A pesar de que ya apenas se le menciona en las tertulias de barrio, los tuneros sesentones recuerdan todavía con una pizca de respeto y otra de burla la antigua leyenda local del indio sin cabeza y su inseparable caballo blanco. ¡Cuántas tragedias se asociaron durante décadas a aquel tenebroso jinete y su cabalgadura!
La memoria popular fija la génesis del mito allá por el año 1617, y le establece nexos con cierto idilio amoroso entre un joven aborigen de la zona y la hija de un conquistador español. Una madrugada, este descubre el oculto romance y, en venganza por semejante «afrenta», ordena a sus sicarios decapitar cuanto antes al joven indígena.
Los matones cumplieron al pie de la letra la encomienda: el nativo fue pasado a cuchillo y su cabeza separada del cuerpo de un violento tajo. Sin embargo, y por razones que ni siquiera la leyenda esclarece, no pudieron presentarle a su jefe la testa del sujeto asesinado. El cadáver se esfumó como por obra de un auténtico milagro. Por mucho que lo intentaron, no dieron con su rastro.
Se suele contar que desde entonces se vio cabalgar por las sabanas de la otrora Cueybá a un indio decapitado que clamaba justicia a lomo de un espléndido caballo blanco. Desde esa fecha, cada «aparición» del extravagante fantasma se relacionó con cuanto drama individual o colectivo aconteció en el territorio. «Yo sentí los cascos anoche y mira…», decían los trasnochados ante cualquier tragedia.
Una de ellas fue el accidente ferroviario que vistió de luto a Victoria de Las Tunas en 1945, con saldo de 25 fallecidos y numerosos lesionados.
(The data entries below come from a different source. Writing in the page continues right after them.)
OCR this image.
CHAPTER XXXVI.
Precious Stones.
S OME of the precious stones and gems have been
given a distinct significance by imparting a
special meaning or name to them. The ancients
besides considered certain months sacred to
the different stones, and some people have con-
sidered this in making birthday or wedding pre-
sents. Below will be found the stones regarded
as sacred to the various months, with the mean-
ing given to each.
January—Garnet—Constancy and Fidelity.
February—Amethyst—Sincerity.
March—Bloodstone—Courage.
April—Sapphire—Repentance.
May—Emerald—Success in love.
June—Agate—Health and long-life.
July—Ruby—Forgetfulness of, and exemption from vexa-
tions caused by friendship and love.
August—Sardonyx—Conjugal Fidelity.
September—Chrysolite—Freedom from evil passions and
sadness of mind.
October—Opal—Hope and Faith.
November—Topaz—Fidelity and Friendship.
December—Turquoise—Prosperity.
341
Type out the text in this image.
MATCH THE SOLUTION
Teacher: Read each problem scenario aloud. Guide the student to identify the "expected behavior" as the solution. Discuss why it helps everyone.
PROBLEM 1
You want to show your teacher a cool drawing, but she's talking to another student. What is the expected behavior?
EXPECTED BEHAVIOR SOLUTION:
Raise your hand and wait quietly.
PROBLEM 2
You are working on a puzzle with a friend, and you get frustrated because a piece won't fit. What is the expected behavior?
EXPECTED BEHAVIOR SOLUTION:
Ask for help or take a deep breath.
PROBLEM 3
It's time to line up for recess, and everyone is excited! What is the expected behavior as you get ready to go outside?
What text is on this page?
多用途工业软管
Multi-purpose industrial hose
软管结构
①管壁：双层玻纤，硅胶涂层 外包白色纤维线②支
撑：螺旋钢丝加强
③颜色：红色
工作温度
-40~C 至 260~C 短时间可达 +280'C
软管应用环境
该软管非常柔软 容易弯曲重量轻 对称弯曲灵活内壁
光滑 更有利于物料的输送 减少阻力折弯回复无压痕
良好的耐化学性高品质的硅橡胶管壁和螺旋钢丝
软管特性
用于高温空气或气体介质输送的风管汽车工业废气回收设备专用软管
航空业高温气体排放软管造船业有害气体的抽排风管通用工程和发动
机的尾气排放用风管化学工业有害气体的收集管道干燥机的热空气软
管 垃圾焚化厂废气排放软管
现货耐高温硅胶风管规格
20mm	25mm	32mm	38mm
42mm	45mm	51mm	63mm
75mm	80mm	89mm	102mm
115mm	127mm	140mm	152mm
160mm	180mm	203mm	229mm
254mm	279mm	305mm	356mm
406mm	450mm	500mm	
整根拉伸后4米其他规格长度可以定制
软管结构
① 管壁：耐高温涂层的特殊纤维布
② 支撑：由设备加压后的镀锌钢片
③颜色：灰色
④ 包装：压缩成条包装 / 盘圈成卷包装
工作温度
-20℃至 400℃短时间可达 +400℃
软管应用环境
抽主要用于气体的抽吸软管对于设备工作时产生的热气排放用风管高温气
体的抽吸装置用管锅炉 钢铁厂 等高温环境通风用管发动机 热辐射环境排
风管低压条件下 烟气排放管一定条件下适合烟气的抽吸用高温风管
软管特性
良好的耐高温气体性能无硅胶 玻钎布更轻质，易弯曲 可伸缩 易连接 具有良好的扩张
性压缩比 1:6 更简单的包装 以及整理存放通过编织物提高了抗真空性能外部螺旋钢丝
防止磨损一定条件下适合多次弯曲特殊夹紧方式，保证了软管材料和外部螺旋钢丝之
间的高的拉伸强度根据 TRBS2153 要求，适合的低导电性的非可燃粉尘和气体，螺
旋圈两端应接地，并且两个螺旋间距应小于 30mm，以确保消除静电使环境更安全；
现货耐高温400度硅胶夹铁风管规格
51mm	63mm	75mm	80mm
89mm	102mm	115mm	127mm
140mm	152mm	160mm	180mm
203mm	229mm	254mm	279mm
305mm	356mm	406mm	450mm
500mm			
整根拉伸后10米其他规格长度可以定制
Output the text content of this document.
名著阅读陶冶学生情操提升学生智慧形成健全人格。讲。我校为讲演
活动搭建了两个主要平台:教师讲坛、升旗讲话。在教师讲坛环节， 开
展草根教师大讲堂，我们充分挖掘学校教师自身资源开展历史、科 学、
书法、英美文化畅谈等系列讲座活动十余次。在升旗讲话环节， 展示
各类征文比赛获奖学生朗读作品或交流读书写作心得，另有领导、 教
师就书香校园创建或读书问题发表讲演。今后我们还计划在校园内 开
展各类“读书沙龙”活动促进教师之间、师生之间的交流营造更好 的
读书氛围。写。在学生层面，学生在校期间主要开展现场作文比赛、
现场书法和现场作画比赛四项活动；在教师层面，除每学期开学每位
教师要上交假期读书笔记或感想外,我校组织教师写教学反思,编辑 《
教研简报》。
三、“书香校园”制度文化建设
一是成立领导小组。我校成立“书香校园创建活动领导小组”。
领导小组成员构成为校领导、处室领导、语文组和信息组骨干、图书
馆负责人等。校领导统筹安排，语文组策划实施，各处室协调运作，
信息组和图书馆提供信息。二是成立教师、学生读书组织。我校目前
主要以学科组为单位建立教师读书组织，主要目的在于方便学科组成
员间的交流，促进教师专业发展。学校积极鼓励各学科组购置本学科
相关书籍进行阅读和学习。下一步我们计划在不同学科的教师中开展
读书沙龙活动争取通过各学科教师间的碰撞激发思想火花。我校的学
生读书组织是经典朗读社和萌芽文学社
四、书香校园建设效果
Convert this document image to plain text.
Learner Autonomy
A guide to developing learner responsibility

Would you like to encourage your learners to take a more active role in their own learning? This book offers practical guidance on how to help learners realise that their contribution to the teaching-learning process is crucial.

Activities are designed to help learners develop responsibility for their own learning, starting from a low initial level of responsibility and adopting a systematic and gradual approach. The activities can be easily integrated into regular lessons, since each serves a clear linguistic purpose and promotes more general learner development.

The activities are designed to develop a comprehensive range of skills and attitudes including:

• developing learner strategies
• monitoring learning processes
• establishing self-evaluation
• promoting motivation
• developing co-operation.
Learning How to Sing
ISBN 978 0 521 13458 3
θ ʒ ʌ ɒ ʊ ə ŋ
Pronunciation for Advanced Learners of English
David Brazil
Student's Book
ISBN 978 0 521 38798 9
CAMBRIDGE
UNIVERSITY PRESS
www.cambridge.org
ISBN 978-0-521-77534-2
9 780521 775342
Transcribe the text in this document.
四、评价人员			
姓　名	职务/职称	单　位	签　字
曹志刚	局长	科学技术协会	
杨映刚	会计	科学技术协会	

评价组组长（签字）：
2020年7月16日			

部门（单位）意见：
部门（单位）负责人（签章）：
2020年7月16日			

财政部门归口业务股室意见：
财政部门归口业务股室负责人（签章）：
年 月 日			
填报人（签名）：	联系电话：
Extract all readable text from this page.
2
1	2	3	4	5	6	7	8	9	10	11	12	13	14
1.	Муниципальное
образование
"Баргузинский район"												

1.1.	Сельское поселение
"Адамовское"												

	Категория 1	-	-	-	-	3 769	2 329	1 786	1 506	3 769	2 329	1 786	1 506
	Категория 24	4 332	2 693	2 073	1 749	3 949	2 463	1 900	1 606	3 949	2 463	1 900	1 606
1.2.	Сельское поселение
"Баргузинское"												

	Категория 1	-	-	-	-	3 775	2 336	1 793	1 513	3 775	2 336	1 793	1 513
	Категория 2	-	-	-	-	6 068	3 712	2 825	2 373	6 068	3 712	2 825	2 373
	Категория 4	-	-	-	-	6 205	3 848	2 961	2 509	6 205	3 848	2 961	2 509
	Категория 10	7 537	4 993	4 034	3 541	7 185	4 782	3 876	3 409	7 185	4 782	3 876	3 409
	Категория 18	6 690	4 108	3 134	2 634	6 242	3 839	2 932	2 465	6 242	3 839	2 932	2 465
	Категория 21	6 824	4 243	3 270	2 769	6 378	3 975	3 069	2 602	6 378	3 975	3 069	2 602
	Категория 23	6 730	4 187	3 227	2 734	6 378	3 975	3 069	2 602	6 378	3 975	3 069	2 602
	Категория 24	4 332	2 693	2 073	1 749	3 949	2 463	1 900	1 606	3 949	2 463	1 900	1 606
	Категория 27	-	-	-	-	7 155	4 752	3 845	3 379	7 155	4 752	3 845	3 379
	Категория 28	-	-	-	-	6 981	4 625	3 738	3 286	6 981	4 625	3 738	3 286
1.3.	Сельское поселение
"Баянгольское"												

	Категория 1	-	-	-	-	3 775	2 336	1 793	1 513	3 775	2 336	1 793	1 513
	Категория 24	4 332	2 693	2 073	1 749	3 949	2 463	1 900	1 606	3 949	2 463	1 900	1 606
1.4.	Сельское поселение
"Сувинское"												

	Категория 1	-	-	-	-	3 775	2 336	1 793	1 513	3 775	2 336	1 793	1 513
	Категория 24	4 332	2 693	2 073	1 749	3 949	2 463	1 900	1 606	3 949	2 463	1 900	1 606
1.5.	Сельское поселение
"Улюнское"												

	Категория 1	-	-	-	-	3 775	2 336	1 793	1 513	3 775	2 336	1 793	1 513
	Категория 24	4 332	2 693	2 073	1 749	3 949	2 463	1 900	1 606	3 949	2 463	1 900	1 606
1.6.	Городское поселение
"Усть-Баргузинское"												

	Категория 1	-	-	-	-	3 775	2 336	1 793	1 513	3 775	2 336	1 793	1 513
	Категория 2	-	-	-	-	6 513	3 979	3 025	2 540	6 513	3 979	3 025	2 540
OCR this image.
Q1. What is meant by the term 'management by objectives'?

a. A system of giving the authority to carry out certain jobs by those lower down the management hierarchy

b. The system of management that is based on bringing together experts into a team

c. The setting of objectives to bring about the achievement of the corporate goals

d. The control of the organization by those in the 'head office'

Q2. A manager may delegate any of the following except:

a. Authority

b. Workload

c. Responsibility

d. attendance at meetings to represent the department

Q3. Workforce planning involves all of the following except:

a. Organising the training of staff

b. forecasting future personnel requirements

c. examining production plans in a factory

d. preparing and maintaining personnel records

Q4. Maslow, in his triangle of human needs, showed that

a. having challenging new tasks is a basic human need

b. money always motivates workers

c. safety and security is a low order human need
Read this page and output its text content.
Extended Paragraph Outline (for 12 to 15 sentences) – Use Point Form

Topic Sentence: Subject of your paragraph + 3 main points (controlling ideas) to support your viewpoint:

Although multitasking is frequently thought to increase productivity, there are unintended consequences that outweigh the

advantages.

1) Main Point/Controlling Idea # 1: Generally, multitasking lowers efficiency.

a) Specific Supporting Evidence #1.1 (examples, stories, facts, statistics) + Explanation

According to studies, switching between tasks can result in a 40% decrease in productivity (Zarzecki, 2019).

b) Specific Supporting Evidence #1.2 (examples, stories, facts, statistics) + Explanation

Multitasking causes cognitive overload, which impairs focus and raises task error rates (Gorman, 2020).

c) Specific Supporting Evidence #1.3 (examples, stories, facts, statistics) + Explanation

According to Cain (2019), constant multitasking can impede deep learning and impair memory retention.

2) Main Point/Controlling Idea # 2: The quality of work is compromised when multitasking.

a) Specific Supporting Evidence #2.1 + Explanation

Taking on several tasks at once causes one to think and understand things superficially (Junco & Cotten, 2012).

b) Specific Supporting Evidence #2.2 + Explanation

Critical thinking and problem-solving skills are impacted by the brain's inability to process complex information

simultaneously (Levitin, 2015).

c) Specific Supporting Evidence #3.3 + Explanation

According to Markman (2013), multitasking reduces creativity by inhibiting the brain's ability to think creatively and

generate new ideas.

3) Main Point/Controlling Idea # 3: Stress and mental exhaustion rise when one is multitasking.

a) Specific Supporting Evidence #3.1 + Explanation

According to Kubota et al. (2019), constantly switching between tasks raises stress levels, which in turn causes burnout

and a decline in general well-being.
Otra, la célebre granizada de 1963 y su secuela de casas destruidas y postes derribados. En ambas, muchos lugareños «aseguraron» haber sentido la víspera vagar por las calles al siniestro indio sin cabeza y a su no menos lúgubre caballo blanco.
Todo se lo achacaban: un crimen pasional… ¡el indio y el caballo blanco! Una riña tumultuaria… ¡el indio y el caballo blanco! Un choque entre automóviles… ¡el indio y el caballo blanco! Cualquier sonido de cascos o de relinchos nocturnos desbocaba el pánico. Se solía decir que quien viera aquella suerte de centauro apocalíptico tenía los días contados. De ahí el «me lo dijeron, yo no lo vi».
Con el tiempo, la leyenda fue perdiendo terreno hasta quedar sepultada en el olvido. Las nuevas generaciones jamás han escuchado hablar de ella. Hoy solo forma parte del folclor local y de la inspiración de muchos de sus artistas. Como, por ejemplo, una obra en metal que engalanó hasta hace poco tiempo un ángulo del Hotel Las Tunas, y que lleva la firma del escultor Rogelio Ricardo.
El nivel cultural alcanzado por nuestro pueblo hizo posible que creencias oscurantistas como la del indio sin cabeza y su blanca cabalgadura ya no atemoricen a nadie por acá. Un poeta local, permeado del significado de la leyenda, la interpretó y se inspiró en ella de esta lírica y hermosa manera: / Y así la imaginación/ es fuente de poesía/ en esa superstición./ Belleza en la fantasía/ belleza en la realidad…/ si es ficción o si es verdad/ ¿nos importa todavía?